For many problems, the programs in the individual processors for an MIMD system may be identical (or nearly so). Thus, all programs are carrying out the same operations on different sets of data, just as SIMD machines would do. This gives rise to the Single-Program Multiple-Data (SPMD) model of computation.
Another important dichotomy in parallel computers is shared versus distributed memory. An example of shared memory system with four processors is illustrated in Figure 4.2. Here, all the processors have access to a common memory. Each processor can also have its own local memory for program code and intermediate results. Interprocess communication consists simply of writing to and reading from the common data area, a fast operation because it occurs at random memory access rates. Shared memory architectures also lend themselves to conventional time-sharing applications with multiple users running multiple jobs. Since each user's program and data reside in a common memory area, jobs can be assigned to CPUs dynamically for the purpose of load balancing.
A serious disadvantage is that different processors may wish to use the common memory simultaneously, in which case there will be a delay until the memory is free.
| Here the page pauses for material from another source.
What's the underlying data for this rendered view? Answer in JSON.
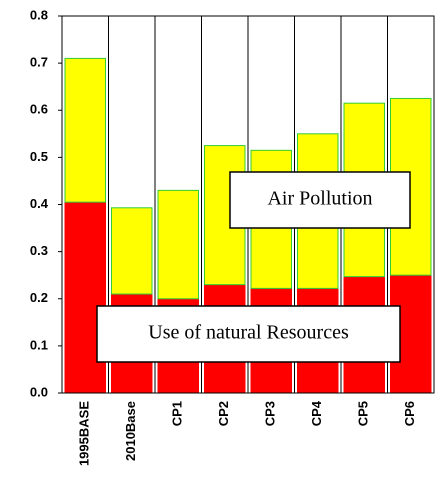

This delay, called contention time, can increase as the number of processors increase. Typically, shared memory has been used for systems with a small number of processors such as Cray machines with up to 16 processors.
An alternative to shared memory systems is distributed memory systems, in which each processor can address only its own local memory. Communication between processors takes place by message passing, in which data or other information is transferred between processors. The most practical massively parallel computers are distributed memory MIMD systems. The connection machine CM-5, the Intel Paragon, and the IBM SP-1 are examples.